Esta noção de exceção, nos permite perceber o limite entre direito e política, onde o estado de exceção, é o uso que o soberano faz do direito, para suspender os direitos de indivíduos.  Tal prática não é algo comum apenas a experiências de governo como na Alemanha nazista, que decretou o estado de exceção, medida que sustentou o ataque a milhões de judeus em campos de concentração, mas também Bush nos Estados Unidos prendeu e exportou estrangeiros, suspendendo todos os direitos e compreendendo-os como uma ameaça contra a segurança nacional. Na ditadura militar (no período entre 1964-1985), o Brasil implantou o estado de exceção através do Ato Institucional AI - 5.

Deve-se observar também que a ausência da lei que o estado de exceção instaura não significa a ausência de ordem. O estado de exceção é uma medida aplicada fora da ordem jurídica, porém não se trata da anarquia ou do caos. A soberania se distingue da lei constituída propondo uma nova lei. O estado de exceção distingue dois elementos fundamentais do direito: a norma e a decisão. No estado normal, a decisão é mínima e aplica a norma, porém no estado de exceção, a decisão é constante e anula a norma. O estado de exceção é uma ruptura paradoxal entre norma e aplicação: por um lado, o estado de exceção é a ausência de aplicação da norma que está em vigor, por outro lado, o estado de exceção é uma aplicação pura sem norma (ou de uma norma que não está em vigor).
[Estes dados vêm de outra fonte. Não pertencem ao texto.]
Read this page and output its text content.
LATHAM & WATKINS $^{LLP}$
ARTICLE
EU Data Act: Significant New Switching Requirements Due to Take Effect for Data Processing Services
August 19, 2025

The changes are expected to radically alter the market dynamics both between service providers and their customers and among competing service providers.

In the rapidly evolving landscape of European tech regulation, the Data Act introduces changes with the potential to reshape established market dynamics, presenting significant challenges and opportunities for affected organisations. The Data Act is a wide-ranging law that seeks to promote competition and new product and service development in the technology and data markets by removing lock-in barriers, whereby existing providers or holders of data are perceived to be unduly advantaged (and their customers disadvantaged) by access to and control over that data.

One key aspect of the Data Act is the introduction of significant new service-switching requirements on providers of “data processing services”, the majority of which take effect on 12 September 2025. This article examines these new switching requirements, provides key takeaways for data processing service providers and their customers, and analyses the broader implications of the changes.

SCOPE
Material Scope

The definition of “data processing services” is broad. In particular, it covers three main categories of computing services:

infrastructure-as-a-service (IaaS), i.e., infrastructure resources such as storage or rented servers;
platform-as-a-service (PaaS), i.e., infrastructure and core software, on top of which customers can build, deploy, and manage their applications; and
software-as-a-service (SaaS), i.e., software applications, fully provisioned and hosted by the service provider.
Deve-se ressaltar que O que tem levado os ditos soberanos a decretarem o estado de exceção é a necessidade.  Neste aspecto, cabe aqui a expressão: necessitas legem nom habet, ou seja, a necessidade não tem lei. Significa afirmar que por um lado “a necessidade não reconhece nenhuma lei”, por outro, “a necessidade cria a sua própria lei”. Ora, esse princípio determina a necessidade como justificativa para uma transgressão, como o poder de tornar lícito o ilícito. Ou por outro lado, a necessidade é condição para que a lei não observe o caso.

A aplicação do estado de exceção, como observamos em democracias, fato que está ocorrendo no Equador, sustenta-se no argumento do cidadão em perigo, o Estado alega legítima defesa contra o inimigo interno como se fosse inimigo externo. A exceção é aplicada então enquanto necessidade de proteger os direitos dos cidadãos e suas vidas, mesmo que os seus direitos e suas próprias vidas, passem a ser ameaçados pelo próprio soberano que deseja protege-los Nessa perspectiva, há impossibilidade de definir as consequências jurídicas dos atos cometidos durante o estado de exceção. Não se pode deixar de ressaltar que o estado de exceção não é uma ditadura: a ditadura é constituída por pleno direito e o Estado possui mais direito que os cidadãos, enquanto no estado de exceção incide a suspensão do direito e a aplicação de uma força sem lei constituída. O estado de exceção é um decreto do soberano que age com força de lei. Nessa medida, o poder executivo se sobrepõe ao poder legislativo, promulgando, modificando ou anulando as leis em vigor. O estado de exceção interpõe poder executivo e legislativo, sobrepondo lei e decreto, sem diretamente o apoio popular, que constitui uma democracia.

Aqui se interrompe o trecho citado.